In the instant case, a review of the record reveals that
petitioner's international law claim was not presented to the IJ
or BIA and, therefore, remains unexhausted. Consequently, the
Court has no subject matter jurisdiction to consider that claim.
See Caesar, 2005 WL 14686, at *9. However, construing
petitioner's pro se submissions liberally and "interpret[ing]
them to raise the strongest arguments they suggest," Wright v.

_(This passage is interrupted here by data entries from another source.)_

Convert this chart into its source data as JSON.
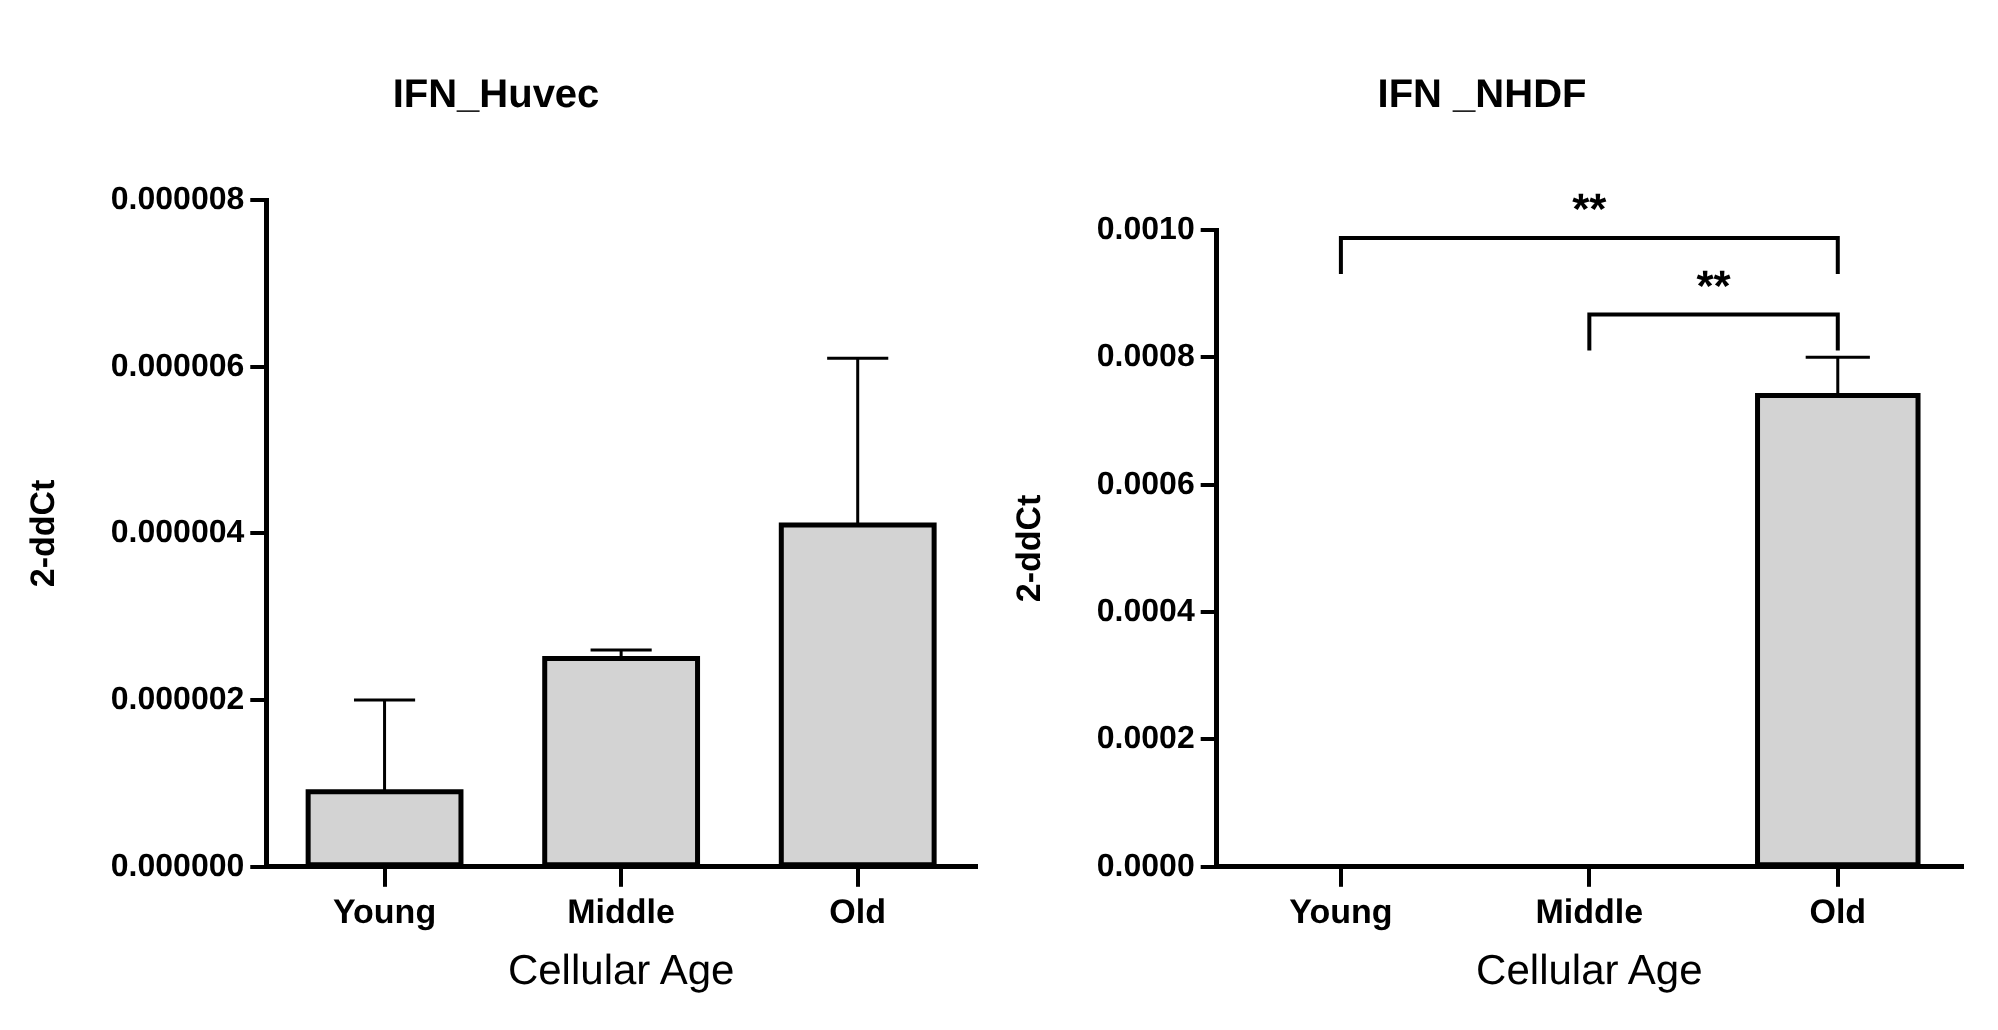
{
  "chart_data": [
    {
      "type": "bar",
      "title": "IFN_Huvec",
      "xlabel": "Cellular Age",
      "ylabel": "2-ddCt",
      "categories": [
        "Young",
        "Middle",
        "Old"
      ],
      "values": [
        9e-07,
        2.5e-06,
        4.1e-06
      ],
      "errors": [
        [
          9e-07,
          2e-06
        ],
        [
          2.5e-06,
          2.6e-06
        ],
        [
          4.1e-06,
          6.1e-06
        ]
      ],
      "color": "#d3d3d3",
      "ylim": [
        0,
        8e-06
      ],
      "yticks": [
        {
          "value": 0,
          "label": "0.000000"
        },
        {
          "value": 2e-06,
          "label": "0.000002"
        },
        {
          "value": 4e-06,
          "label": "0.000004"
        },
        {
          "value": 6e-06,
          "label": "0.000006"
        },
        {
          "value": 8e-06,
          "label": "0.000008"
        }
      ],
      "grid": false,
      "legend": false
    },
    {
      "type": "bar",
      "title": "IFN _NHDF",
      "xlabel": "Cellular Age",
      "ylabel": "2-ddCt",
      "categories": [
        "Young",
        "Middle",
        "Old"
      ],
      "values": [
        0,
        0,
        0.00074
      ],
      "errors": [
        null,
        null,
        [
          0.00074,
          0.0008
        ]
      ],
      "color": "#d3d3d3",
      "ylim": [
        0,
        0.001
      ],
      "yticks": [
        {
          "value": 0,
          "label": "0.0000"
        },
        0.0002,
        0.0004,
        0.0006,
        0.0008,
        {
          "value": 0.001,
          "label": "0.0010"
        }
      ],
      "annotations": [
        "**",
        "**"
      ],
      "grid": false,
      "legend": false
    }
  ]
}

Comm'r of Internal Revenue, 381 F.3d 41, 44 (2d Cir. 2004), the
Court finds that petitioner did exhaust his administrative
remedies with respect to his due process claim. Nevertheless, the
Court finds this claim to be meritless.
Petitioner asserts that his constitutional right to due process
was violated when the BIA improperly found him deportable as an
aggravated felon. As noted above, in 1996, the INS
determined that Johnson was deportable under the provisions of
the INA pertaining to a controlled substance offense (INA §
237(a)(2)(B)(i), 8 U.S.C. § 1227 (a)(2)(B)(i)) and an aggravated
felony (INA § 237(a)(2)(A)(iii), 8 U.S.C. § 1227(a)(2)(A)(iii)).
Petitioner's 1994 conviction for attempted criminal sale of a
controlled substance in the third degree, which served as the
predicate for Johnson's order of removal, is also an aggravated
felony. See 8 U.S.C. § 1101(a)(43)(B) & (U) (defining
aggravated felony to include any "drug trafficking crime," as
defined in 18 U.S.C. § 924[c], 18 U.S.C. § 924[c] in turn
defining "drug trafficking crime" to include "any felony
punishable under the Controlled Substances Act");
21 U.S.C. § 841(a)(1) (punishing as felony a conviction for knowingly or
intentionally distributing or dispensing a controlled substance).
Therefore, the BIA properly ordered petitioner removed from the
United States as an aggravated felon pursuant to INA §
237(a)(2)(A)(iii), 8 U.S.C. § 1227(a)(2)(A)(iii).
Johnson also argues that he was improperly subjected to an
unconstitutional retroactive application of the immigration laws.
Although Johnson does not specify what statutory provisions were
applied to him retroactively, he appears to argue that the BIA
erred when it barred him from applying for a § 212(c) waiver at
the time of his 1997 removal hearing. Since Johnson's 1994
conviction, which served as the basis for his order of removal,
was obtained through a guilty plea, the Supreme Court's ruling in
St. Cyr making § 212(c) relief available to aliens who pled
guilty prior to the enactments of AEDPA and IIRIRA, applied in
his case. However, as discussed earlier in this writing, Johnson
was accorded a § 212(c) hearing. Therefore, his claim that he was
improperly subjected to an unconstitutional retroactive
application of the law is unfounded.
For the reasons set forth above, it is recommended that
petitioner's application for a writ of habeas corpus be denied.
V. FILING OF OBJECTIONS TO THIS REPORT AND RECOMMENDATION
Pursuant to 28 U.S.C. § 636(b)(1) and Rule 72(b) of the Federal
Rules of Civil Procedure, the parties shall have ten (10) days
from service of this Report to file written objections. See also
Fed.R.Civ.P. 6. Such objections, and any responses to
objections, shall be filed with the Clerk of Court, with courtesy
copies delivered to the chambers of the Honorable William H.
Pauley III, 500 Pearl Street, Room 2210, New York, NY 10007, and
to the chambers of the undersigned, 40 Centre Street, Room 540,
New York, NY, 10007. Any requests for an extension of time for
filing objections must be directed to Judge Pauley. FAILURE TO
FILE OBJECTIONS WITHIN TEN (10) DAYS WILL RESULT IN A WAIVER OF
OBJECTIONS AND WILL PRECLUDE APPELLATE REVIEW. See Thomas v.
Arn, 474 U.S. 140 (1985); IUE AFL-CIO Pension Fund v.
Herrmann, 9 F.3d 1049, 1054 (2d Cir. 1993); Frank v. Reynoso,
968 F.2d 298, 300 (2d Cir. 1992); Wesolek v. Canadair Ltd.,
838 F.2d 55, 57-59 (2d Cir. 1988); McCarthy v. Manson,
714 F.2d 234, 237-38 (2d Cir. 1983).